How is this explained? Not by their weather certainly. And yet the young and the talented flock to them in droves, while the old sunbelt cities have increasing difficulty attracting them and the industries they energize. The disparity in reputation cannot be measured by their Standard of Living, as in this way the Sunbelt cities still outperform the others. The difference, clearly, is that their Quality of Life is better, and the mobile talent has an unerring nose for it.

In this regard how will the forthcoming Asian cities measure up? Dismally, it seems. What good is the world's tallest building if the experience of the streets around it is brutalizing to the pedestrian? What good is the elegance of the elevator if much more time must spent in a nerve-racking commute? What good are the high incomes if they must be spent buying many cars per family? I suppose that the talented young executives can be ordered to such a city, but they will be anxious to depart for more pleasant places.

The tragedy in the making is that the architects and planners working in Asia (retained or trained in the West) are foisting upon their cities an outdated model which has was first proven to be unsustainable in Los Angeles and then confirmed elsewhere. North America and Europe are backpedaling furiously to the models of their traditional moderately dense, compact cities while Asia builds hyper-dense cores and sprawling suburbs. Whether this is steam from provincial ignorance or from an ideological belief in Modernism, the result is the same. The cities of Asia are going to be relatively unlivable. Their countries will suffer from this as surely as outdated equipment hobbles a business enterprise. . . . and cities are more difficult to discard.

How, then, should these new cities be conceived? The answer is more pragmatically, less affected by the theory and symbols of modernism. A true pragmatism is neither nostalgic nor futurist but rather Neo-traditional. This very specific term was identified and defined by Stanford Research in the mid 80's as the ethos of the baby-boom generation for the remainder of its dominance, which will last to the year2030. Even if Asia lacks the demographic phenomenon of the American baby boom, its ethos will continue to be everywhere copied. It an ethos that the new Asian cities will be incapable of satisfying.

Neo-traditionalism is an anti-ideological selection of whatever works best without regard for its origins in the past or the future. Both traditionalism and modernism are ideological, the refuge of those who are categorically nostalgic for a better past or categorically anxious for the arrival of a better future. Neo-traditionalism emphasizes practical results over such theories.

I am typical of this generation. My town planning firm works worldwide and I could live virtually anywhere with a hub airport, but I could not conceive of a long-term residence in, Hong Kong, Taipei or Kuala Lumpur. Why would I put up with the low Quality of Life in these cities except to temporarily suckle at the economic boom?

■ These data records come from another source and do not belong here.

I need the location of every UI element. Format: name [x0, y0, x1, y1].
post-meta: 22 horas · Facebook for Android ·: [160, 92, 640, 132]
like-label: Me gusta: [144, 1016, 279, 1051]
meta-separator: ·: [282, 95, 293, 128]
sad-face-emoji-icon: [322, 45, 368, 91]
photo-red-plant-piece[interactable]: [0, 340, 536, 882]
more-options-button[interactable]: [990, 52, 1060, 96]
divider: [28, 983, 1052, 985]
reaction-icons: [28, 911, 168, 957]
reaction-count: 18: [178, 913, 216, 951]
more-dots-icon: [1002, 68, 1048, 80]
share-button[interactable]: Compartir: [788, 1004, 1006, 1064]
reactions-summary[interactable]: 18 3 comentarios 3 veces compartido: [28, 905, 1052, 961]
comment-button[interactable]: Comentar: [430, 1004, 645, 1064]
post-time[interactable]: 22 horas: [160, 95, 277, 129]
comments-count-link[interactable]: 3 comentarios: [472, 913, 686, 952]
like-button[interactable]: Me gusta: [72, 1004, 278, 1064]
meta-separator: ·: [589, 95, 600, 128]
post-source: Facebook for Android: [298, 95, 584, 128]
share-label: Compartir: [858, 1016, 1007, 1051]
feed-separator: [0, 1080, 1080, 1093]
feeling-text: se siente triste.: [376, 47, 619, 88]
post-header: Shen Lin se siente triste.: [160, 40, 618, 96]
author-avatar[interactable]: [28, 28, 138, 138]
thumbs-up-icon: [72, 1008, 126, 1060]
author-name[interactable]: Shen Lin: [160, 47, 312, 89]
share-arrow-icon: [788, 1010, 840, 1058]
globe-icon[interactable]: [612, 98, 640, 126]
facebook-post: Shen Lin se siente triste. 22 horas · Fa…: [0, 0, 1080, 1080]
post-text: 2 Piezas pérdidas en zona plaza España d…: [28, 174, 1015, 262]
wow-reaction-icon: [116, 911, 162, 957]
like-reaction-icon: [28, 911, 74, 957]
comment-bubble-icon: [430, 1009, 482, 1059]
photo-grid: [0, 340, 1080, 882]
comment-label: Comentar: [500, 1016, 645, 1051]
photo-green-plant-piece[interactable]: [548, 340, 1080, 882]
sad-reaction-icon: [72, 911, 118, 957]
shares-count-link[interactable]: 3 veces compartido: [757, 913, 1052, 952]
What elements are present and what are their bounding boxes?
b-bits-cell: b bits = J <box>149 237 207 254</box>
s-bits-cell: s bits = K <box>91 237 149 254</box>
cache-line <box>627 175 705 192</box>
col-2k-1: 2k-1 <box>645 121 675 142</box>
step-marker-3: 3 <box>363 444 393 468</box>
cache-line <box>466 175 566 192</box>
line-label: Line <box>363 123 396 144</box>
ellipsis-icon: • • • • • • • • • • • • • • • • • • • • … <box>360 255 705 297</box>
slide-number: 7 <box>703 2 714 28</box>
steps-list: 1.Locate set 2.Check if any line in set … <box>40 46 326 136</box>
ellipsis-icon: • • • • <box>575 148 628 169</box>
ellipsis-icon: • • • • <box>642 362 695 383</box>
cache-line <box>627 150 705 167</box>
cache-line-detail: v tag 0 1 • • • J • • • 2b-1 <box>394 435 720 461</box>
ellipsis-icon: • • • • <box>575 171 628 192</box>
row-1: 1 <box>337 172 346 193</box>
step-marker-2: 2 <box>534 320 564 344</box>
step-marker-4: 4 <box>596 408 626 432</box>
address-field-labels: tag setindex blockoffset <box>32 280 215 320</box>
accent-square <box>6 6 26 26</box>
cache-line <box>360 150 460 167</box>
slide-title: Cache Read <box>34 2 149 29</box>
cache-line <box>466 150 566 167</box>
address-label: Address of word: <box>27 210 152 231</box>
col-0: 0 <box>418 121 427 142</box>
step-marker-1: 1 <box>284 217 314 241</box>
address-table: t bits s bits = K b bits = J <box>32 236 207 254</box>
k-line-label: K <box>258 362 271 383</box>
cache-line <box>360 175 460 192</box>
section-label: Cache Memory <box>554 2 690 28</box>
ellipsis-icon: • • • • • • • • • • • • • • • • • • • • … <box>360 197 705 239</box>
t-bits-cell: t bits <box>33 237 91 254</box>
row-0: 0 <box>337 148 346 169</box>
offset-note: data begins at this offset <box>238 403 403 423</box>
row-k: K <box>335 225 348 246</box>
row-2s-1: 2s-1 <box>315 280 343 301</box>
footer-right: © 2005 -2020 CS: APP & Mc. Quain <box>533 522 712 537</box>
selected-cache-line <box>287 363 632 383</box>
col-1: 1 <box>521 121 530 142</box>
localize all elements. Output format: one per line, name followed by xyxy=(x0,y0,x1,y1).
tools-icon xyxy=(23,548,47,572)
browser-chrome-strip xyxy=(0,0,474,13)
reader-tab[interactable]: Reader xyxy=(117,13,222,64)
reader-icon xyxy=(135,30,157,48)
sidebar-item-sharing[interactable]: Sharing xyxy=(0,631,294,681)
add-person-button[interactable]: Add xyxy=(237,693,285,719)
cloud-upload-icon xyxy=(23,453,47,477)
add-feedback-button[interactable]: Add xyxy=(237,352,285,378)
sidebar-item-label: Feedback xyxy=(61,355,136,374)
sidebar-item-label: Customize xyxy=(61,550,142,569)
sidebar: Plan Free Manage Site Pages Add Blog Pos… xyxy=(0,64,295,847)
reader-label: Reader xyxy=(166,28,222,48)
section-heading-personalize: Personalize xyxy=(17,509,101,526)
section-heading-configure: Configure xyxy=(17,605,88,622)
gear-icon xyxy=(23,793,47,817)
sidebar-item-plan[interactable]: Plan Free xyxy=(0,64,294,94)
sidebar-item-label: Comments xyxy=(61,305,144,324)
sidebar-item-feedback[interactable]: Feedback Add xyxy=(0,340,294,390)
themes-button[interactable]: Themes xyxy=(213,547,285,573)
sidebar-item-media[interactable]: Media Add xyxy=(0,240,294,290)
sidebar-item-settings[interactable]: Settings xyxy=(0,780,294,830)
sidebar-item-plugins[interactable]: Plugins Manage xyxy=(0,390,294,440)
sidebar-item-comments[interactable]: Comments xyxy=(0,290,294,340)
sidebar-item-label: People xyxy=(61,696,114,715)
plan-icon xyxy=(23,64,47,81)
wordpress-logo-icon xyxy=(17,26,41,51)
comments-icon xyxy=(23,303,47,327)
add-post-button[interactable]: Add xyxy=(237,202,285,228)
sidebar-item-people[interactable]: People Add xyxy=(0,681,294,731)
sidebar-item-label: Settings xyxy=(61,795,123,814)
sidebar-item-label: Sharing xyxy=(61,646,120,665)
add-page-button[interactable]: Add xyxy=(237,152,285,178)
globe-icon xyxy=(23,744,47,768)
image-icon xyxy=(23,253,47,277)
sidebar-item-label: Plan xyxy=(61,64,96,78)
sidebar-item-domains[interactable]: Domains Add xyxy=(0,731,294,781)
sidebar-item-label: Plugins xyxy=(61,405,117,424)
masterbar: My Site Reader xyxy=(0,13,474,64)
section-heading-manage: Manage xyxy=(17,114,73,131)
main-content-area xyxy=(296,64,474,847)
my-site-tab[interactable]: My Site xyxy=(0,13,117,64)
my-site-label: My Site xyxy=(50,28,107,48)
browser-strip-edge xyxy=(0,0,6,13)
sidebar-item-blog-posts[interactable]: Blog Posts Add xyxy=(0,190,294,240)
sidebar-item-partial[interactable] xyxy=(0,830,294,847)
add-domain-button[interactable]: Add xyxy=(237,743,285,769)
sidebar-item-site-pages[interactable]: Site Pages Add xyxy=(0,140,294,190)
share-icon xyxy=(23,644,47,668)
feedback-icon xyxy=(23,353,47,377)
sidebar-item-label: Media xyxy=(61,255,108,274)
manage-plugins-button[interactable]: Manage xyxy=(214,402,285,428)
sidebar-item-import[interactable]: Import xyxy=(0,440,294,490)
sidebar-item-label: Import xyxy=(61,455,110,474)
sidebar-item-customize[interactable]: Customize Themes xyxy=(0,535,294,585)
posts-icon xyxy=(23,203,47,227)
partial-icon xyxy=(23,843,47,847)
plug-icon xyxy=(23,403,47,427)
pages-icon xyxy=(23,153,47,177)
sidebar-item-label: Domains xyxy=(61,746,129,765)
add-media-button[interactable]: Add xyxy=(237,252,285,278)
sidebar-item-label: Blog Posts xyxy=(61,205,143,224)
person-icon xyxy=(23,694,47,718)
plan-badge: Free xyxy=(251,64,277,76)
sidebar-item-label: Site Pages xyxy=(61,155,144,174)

The countries of the Pacific Rim, at this point in history, are capable of anything. Their cities can be made like Houston or Los Angeles: a core stuffed with high-tech high-rises, jammed highways, shopping centers surrounded by parking lots, distant housing across a countryside which is only a memory, and a citizenry in permanent hock to the car companies. Or they can choose to be like Portland and Vancouver: cities of mixed-use Neighborhoods moderately sized office buildings, pleasant walkable streets with shop along them, adequate parking and road capacity but also streetcars.

Portland and Vancouver have not done the impossible, they have simply preserved best of the past and reinforced it with whatever good the future promises. It is already too late to implement this model in the old capital cities of Asia, but the New Cities which are now on the drawing boards, stand a chance to adopt Quality of Life as their guiding principle. So that when the capitals lose their appeal, those that abandon them will have places to live within their own nations and will not be tempted away by the sophisticated cities of North America. Those which having learned form the failure of others, and have taken a different course.

Andres Duany is a town planner. He is currently designing the new town of Sitio San Cristobal at Canluban for the Yulo Family.